Mmmm. Christmas. The only time of year where it's perfectly acceptable to eat this with your coffee for breakfast.
I have a secret... please don't judge me.
I think they taste better straight out of the freezer. I love frozen peanut butter cups (or frozen chocolate, frozen cookie dough, frozen cake, frozen chocolate chip cookies...). Maybe it's just me. I'm okay with that.
Except this will be me come January...
Also okay with that.
I've just made my third (yes, third. Don't look at me that way. No judging, remember?) batch of almond chocolate cracker candy. Of all the recipes I've made this Christmas, this is simply the best.
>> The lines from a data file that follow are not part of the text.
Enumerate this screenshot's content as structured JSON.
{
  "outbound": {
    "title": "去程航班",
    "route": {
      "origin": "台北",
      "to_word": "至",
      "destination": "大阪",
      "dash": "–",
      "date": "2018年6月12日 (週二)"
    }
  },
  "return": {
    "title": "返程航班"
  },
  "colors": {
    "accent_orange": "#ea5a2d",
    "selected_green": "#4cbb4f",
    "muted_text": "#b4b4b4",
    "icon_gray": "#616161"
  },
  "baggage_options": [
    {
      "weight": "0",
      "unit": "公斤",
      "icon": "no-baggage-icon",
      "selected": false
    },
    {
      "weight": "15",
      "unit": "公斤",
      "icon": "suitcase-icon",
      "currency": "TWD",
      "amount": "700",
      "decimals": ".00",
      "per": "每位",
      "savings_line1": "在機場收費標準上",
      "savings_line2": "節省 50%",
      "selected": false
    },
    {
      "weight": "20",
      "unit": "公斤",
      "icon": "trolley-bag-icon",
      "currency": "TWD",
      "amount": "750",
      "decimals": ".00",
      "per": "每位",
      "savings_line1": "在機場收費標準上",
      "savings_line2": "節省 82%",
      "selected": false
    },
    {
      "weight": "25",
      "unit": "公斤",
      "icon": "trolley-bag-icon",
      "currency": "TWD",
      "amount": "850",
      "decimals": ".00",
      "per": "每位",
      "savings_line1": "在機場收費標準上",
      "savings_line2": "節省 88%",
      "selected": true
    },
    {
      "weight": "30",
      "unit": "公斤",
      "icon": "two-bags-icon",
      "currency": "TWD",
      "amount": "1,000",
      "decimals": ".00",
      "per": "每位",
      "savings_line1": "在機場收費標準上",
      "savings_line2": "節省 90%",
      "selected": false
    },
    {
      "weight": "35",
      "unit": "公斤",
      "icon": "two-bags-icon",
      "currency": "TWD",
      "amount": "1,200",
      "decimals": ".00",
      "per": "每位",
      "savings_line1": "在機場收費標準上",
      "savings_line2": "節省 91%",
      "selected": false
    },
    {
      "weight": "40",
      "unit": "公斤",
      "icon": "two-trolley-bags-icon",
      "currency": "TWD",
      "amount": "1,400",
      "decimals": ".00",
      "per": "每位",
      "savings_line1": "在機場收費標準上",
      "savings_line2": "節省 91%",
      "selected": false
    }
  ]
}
Two things happen when I make this candy.
1. When someone hears for the first time that I'm baking with saltine crackers, I get concerned, sideways glances, usually involving either wrinkled noses or fleeing from the kitchen, and statements like, "Oh... *disappointment* That's... nice.". I don't judge them. They'll be back. Because...
2. The minute the smell of toasted almonds or melted butter and brown sugar baking over a layer of crackers permeates the house, I start having to swat hands away. I have to guard the freezer with a spatula long enough to let the candy cool, otherwise half of it will disappear into impatient mouths.
It never fails. Please trust me on this... you havehavehave to make a batch of this this Christmas. Addictive. Delicious. Do it.
Chocolate Almond Cracker Candy
1 sleeve Saltine crackers
1 cup butter
1 cup packed brown sugar
2 cups chocolate chips
1 cup chopped almonds, toasted
Preheat oven to 350°F.
Spray a jelly roll pan with non-stick cooking spray and line the crackers close together.
Melt the butter and brown sugar in a medium pan over medium-high heat, stirring often. Heat the mixture for about three to five minutes, until it turns a nice caramel-looking color.
Pour over the crackers evenly and bake for 15 minutes.
Remove from oven and immediately sprinkle the chocolate chips over the crackers. The chocolate should start to melt. Spread evenly over the crackers and then sprinkle with toasted almonds.
Allow to cool completely (on the counter or in the freezer or refrigerator if you want to speed things up) before breaking into pieces.